È entrato in punta di piedi. Fin troppo: chi lo conosce molto bene non è mai stato abituato a questa versione di Luciano Spalletti. Prudente, riflessivo, calmo. Saggio, in una parola: età ed esperienze in valigia contano. Appena ha varcato i cancelli della Continassa si è tolto le scarpe per camminare in punta di piedi. Sintesi che spiega bene l’approccio di Lucio al mondo Juve. L’ha spiegato, a modo suo, nel momento in cui ha motivato la scelta di abolire il ritiro pre-partita alla vigilia delle trasferte: «Il ritiro non è mai un luogo, ma una condizione mentale, un condizionamento. Non si va più in ritiro, perlomeno per quanto mi riguarda, perché è una fatica maggiore. A voi non sembrerà così, però io lo so bene. Le ho viste tutte le risposte e le strade da percorrere e questa è una fatica in più». Ruggine per i muscoli e la testa, come lo stesso Spalletti ha aggiunto.

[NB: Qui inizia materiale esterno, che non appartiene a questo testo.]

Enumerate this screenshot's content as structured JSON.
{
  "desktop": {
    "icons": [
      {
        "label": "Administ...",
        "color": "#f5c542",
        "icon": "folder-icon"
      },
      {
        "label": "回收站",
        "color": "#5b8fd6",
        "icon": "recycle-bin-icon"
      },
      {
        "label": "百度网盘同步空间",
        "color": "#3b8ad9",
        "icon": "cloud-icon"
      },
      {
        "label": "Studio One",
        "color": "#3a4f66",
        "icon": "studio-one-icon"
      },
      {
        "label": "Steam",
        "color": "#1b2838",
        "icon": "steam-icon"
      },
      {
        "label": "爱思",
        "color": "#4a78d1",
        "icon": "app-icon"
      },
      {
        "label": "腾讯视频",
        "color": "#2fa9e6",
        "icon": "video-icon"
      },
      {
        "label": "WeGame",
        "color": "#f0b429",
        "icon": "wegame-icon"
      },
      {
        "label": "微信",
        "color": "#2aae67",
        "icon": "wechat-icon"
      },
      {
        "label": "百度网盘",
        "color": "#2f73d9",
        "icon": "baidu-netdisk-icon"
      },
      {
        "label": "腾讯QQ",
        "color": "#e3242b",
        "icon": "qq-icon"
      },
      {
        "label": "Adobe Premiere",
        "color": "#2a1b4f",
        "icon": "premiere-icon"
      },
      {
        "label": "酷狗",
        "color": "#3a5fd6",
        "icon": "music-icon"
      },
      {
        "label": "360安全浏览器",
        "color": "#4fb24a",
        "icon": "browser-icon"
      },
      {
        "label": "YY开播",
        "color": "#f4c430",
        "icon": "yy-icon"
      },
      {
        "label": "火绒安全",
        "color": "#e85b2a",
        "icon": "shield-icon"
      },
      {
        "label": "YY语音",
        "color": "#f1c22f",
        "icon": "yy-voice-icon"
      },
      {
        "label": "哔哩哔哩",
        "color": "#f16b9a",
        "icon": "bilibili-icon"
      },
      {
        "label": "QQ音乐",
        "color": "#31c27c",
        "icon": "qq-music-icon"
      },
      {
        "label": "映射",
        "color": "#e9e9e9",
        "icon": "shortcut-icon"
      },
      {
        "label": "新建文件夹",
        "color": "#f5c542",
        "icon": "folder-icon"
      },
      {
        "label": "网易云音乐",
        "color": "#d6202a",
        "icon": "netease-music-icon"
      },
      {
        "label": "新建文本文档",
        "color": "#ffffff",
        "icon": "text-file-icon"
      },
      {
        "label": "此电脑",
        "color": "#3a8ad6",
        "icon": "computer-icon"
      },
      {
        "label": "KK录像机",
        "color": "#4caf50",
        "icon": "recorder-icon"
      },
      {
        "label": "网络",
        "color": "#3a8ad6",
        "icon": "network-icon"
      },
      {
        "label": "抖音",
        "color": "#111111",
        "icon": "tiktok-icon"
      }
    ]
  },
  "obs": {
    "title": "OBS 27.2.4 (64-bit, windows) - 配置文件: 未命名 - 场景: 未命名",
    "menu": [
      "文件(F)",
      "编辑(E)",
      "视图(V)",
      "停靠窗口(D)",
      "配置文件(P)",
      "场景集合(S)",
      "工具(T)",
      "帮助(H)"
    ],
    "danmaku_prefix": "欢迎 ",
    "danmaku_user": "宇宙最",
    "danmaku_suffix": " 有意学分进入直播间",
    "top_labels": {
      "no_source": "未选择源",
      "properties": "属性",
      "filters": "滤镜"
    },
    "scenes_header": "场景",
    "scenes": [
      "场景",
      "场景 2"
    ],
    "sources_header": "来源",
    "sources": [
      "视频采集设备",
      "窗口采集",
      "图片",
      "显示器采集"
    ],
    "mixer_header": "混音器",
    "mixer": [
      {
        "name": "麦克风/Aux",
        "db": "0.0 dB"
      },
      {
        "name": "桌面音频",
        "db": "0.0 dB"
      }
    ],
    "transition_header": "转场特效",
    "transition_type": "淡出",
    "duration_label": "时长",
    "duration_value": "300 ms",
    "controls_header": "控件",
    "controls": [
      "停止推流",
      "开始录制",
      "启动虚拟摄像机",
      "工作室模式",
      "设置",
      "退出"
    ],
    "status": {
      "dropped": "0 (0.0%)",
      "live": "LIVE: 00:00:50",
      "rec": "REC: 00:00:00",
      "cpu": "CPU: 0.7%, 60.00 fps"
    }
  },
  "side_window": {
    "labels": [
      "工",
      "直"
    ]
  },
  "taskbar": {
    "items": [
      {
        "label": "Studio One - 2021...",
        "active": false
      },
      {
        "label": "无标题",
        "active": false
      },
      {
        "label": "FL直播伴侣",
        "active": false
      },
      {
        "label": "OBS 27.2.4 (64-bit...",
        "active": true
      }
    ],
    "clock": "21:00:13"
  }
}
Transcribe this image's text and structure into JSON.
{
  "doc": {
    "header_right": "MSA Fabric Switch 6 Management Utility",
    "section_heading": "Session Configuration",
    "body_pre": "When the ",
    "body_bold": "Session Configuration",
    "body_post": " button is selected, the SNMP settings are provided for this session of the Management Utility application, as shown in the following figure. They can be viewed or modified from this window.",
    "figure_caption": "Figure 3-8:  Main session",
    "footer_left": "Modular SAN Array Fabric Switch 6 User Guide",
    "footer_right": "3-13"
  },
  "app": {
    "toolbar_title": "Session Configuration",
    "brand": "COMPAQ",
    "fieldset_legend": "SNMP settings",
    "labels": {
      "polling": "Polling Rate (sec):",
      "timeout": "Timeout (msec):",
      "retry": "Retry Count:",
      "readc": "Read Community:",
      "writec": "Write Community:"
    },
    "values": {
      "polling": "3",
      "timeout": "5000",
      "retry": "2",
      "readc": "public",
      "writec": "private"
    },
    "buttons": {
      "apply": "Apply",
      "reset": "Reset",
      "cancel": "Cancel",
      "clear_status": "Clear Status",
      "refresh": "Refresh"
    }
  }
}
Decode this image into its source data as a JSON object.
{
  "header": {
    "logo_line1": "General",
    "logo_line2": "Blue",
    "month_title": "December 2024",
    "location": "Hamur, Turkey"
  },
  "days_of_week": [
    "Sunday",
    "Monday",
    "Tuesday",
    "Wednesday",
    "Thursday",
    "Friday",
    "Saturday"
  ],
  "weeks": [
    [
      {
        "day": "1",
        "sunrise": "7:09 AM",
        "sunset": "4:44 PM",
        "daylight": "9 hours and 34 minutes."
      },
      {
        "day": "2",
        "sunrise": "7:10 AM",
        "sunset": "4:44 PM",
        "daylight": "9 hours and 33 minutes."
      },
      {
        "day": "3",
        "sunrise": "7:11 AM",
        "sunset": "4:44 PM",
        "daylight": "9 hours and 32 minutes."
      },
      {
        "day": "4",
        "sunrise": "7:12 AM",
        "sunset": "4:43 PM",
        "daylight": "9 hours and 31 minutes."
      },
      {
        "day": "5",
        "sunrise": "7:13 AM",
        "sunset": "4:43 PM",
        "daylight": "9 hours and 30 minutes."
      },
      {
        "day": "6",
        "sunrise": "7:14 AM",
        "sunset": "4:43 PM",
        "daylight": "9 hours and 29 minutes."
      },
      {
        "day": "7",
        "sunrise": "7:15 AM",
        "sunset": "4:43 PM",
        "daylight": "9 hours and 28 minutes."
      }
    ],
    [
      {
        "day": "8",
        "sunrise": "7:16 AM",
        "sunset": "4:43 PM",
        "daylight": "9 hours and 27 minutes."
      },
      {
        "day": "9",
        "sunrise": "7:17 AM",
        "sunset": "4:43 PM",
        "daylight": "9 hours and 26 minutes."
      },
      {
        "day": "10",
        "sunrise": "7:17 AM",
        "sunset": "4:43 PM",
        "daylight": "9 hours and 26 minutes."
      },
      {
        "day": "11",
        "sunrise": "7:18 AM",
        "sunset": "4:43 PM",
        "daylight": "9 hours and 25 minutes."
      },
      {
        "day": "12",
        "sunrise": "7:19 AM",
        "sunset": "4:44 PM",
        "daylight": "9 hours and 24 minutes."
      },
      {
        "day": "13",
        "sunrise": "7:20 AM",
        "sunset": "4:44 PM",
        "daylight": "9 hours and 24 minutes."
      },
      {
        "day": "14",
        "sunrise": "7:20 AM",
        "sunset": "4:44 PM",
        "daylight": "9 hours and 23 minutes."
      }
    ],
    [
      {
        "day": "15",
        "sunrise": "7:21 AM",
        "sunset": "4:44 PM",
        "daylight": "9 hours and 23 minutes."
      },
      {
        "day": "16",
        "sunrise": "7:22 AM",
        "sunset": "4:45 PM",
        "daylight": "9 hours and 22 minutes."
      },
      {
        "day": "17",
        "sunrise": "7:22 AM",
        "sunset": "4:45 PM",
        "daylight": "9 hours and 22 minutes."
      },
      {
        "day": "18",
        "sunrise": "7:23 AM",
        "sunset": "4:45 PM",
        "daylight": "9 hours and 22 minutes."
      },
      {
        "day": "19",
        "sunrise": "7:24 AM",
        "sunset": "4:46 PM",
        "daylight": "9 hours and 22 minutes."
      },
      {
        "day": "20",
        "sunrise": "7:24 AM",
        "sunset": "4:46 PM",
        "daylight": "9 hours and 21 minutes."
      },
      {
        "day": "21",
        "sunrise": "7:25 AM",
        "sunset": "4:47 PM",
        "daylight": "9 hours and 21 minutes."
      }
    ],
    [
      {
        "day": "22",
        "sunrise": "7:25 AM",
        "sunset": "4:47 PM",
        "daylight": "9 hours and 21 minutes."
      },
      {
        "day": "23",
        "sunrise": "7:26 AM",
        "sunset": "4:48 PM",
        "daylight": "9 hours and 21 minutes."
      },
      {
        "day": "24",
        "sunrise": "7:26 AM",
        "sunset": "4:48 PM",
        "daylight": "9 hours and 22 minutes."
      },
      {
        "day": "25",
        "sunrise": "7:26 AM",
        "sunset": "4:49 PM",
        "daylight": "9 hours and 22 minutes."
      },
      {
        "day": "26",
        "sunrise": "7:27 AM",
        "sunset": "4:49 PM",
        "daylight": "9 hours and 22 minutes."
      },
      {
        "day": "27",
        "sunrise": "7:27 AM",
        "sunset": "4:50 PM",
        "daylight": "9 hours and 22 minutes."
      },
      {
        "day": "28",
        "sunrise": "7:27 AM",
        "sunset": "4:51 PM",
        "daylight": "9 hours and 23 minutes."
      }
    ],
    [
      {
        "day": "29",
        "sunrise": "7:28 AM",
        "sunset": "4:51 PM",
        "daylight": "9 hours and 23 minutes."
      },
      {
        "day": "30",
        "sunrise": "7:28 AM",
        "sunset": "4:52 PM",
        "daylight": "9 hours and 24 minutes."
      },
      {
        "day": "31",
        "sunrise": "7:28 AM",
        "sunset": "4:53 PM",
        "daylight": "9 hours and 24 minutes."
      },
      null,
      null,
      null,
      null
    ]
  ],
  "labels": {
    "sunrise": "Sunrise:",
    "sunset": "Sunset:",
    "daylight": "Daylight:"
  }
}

Ecco, non erano questi i suoi modi in passato, quando carte e play station l’hanno condizionato nella gestione di altri gruppi. Così ha alleggerito il carico emotivo, vero tallone d’Achille di questa Juve.
Il lavoro psicologico del tecnico
Ma il lavoro psicologico del tecnico parte da più lontano. Dalla responsabilizzazione di alcuni giocatori, per esempio, quelli che ha saputo trattare coi guanti nel momento in cui ha scelto di sostituire Tudor. Tre su tutti: Teun Koopmeiners, Manuel Locatelli e Jonathan David. Attraversano momenti di forma diversi, ma ora sono vivi. Hanno alle spalle vissuti tormentati, da quando indossano la maglia bianconera. Basti pensare all’olandese, ingabbiato psicologicamente da una valutazione economica eccessiva e da un ruolo che solo Spalletti ha saputo trovargli. Per non parlare del capitano: storie tese in Nazionale, ma alla Juve entrambi hanno trovato la chiave perfetta per comunicare. E poi David, ancora una nota stonata, ma dà segnali. La palla gli arriva, perché la palla la cerca ostinatamente. I gol e le prestazioni arriveranno, prima o dopo. Spalletti è sereno per questo, perché vede piccoli segnali ogni giorno da parte di tutti. Niente picchi, ma continuità e passi di bimbo. C’è tanta chiarezza in questa Juve. Impossibile non notare come la formazione iniziale sia diventata codificata, facile da decifrare.